International conference on Supercomputing 2012
Venice, Italy, June 25--29 2012
The twin demands of energy-efficiency and higher performance on DRAM are highly emphasized in multicore architectures. A variety of schemes have been proposed to address either the latency or the energy consumption of DRAMs. These schemes typically require non-trivial hardware changes and end up improving latency at the cost of energy or vice-versa. One specific DRAM performance problem in multicores is that interleaved accesses from different cores can potentially degrade row-buffer locality. In this paper, based on the temporal and spatial locality characteristics of memory accesses, we propose a reorganization of the existing single large row-buffer in a DRAM bank into multiple sub-row buffers (MSRB). This re-organization not only improves row hit rates, and hence the average memory latency, but also brings down the energy consumed by the DRAM. The first major contribution of this work is proposing such a reorganization without requiring any significant changes to the existing widely accepted DRAM specifications.

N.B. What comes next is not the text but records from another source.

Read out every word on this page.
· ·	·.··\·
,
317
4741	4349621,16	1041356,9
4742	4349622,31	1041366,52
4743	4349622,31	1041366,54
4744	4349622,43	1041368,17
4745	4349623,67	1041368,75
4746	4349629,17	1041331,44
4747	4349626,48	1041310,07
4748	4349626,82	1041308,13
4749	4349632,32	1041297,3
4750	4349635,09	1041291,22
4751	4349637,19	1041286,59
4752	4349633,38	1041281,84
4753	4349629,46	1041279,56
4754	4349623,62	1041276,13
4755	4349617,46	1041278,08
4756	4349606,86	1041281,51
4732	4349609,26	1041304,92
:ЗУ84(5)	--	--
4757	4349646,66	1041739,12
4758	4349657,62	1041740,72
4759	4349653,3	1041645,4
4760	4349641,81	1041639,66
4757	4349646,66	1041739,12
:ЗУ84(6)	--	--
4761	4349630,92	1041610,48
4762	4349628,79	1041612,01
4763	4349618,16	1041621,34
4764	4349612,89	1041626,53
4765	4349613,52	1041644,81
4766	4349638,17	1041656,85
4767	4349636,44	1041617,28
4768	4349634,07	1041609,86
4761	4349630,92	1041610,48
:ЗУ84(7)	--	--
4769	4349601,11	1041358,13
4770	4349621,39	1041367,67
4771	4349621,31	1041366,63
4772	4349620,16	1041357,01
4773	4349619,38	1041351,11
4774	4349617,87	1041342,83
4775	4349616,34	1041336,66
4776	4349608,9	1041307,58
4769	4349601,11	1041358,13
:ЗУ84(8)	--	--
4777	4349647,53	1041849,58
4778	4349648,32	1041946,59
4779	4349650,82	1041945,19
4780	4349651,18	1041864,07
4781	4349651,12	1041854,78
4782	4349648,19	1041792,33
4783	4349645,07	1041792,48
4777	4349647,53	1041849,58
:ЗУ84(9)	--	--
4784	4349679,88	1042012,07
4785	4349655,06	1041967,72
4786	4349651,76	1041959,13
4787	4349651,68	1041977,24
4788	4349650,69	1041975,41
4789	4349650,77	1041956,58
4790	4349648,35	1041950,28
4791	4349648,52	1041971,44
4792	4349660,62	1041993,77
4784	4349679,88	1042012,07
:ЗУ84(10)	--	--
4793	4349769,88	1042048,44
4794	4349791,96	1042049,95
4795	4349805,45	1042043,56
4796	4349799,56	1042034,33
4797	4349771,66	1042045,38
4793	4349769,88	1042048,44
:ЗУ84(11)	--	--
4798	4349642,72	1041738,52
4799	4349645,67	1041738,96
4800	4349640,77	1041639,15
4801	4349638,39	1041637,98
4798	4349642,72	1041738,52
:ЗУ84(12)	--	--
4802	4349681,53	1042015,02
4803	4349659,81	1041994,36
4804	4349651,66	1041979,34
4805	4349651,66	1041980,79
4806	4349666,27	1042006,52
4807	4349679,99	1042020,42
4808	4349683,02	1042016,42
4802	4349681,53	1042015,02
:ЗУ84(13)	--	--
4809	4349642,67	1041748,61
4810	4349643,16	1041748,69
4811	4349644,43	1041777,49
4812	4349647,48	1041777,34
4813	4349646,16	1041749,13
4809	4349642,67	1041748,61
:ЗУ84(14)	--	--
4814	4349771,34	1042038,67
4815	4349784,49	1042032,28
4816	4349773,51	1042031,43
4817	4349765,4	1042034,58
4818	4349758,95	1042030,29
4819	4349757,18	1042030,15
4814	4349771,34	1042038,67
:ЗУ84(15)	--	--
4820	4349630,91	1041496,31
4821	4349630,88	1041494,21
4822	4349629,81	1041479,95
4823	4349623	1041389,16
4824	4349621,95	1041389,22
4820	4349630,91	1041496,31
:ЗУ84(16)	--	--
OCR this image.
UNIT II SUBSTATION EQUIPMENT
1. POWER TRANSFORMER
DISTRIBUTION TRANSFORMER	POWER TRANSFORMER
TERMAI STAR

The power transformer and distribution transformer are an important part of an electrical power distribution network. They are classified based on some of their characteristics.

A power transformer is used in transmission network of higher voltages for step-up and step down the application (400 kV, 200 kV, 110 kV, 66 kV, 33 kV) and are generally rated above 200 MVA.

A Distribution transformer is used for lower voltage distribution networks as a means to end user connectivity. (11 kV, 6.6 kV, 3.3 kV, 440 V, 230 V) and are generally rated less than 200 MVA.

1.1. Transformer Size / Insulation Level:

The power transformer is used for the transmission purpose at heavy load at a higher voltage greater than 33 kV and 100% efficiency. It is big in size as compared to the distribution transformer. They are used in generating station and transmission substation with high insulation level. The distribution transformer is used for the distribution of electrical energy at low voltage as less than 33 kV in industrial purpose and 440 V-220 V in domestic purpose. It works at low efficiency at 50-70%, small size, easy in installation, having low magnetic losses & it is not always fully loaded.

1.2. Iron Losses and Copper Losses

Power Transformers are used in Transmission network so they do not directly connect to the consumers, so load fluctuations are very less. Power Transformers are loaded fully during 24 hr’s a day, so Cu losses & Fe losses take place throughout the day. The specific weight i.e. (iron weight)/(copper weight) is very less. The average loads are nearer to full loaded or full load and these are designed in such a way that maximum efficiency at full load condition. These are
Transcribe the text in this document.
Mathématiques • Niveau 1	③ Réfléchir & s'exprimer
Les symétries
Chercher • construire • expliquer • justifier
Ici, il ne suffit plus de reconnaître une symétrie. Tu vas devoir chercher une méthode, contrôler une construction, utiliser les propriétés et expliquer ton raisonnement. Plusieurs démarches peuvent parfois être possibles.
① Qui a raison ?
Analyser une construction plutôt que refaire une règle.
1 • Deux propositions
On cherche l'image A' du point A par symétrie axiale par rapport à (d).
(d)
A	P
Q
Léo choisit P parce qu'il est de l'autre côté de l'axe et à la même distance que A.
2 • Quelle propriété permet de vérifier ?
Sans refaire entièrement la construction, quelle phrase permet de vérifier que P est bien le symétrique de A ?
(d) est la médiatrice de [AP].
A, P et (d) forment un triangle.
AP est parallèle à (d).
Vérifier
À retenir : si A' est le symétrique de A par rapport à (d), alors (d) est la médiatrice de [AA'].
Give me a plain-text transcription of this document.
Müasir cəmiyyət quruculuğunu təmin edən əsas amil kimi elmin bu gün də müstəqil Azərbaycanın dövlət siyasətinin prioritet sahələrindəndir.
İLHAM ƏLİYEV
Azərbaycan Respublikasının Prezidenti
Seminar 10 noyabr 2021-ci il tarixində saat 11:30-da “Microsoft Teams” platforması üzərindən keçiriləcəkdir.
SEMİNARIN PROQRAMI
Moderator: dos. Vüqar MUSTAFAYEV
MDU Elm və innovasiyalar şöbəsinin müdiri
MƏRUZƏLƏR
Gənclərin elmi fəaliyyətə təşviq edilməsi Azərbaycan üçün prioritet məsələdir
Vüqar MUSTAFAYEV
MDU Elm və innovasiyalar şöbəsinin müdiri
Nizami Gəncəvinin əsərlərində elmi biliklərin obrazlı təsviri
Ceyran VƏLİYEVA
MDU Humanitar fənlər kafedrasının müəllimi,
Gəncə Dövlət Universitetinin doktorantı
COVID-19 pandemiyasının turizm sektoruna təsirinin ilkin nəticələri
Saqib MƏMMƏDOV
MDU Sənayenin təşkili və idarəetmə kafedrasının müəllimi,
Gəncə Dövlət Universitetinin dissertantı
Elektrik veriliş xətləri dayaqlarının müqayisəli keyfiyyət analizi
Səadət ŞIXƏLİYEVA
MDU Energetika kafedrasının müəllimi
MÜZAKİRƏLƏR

Our proposed reorganization improves weighted speedup by 35.8%, 14.5% and 21.6% in quad, eight and sixteen core workloads along with a 42%, 28% and 31% reduction in DRAM energy. The proposed MSRB organization enables opportunities for the management of multiple row-buffers at the memory controller level. As the memory controller is aware of the behaviour of individual cores it allows us to implement coordinated buffer allocation schemes for different cores that take into account program behaviour. We demonstrate two such schemes, namely Fairness Oriented Allocation and Performance Oriented Allocation, which show the flexibility that memory controllers can now exploit in our MSRB organization to improve overall performance and/or fairness. Further, the MSRB organization enables additional opportunities for DRAM intra-bank parallelism and selective early precharging of the LRU row-buffer to further improve memory access latencies. These two optimizations together provide an additional 5.9% performance improvement.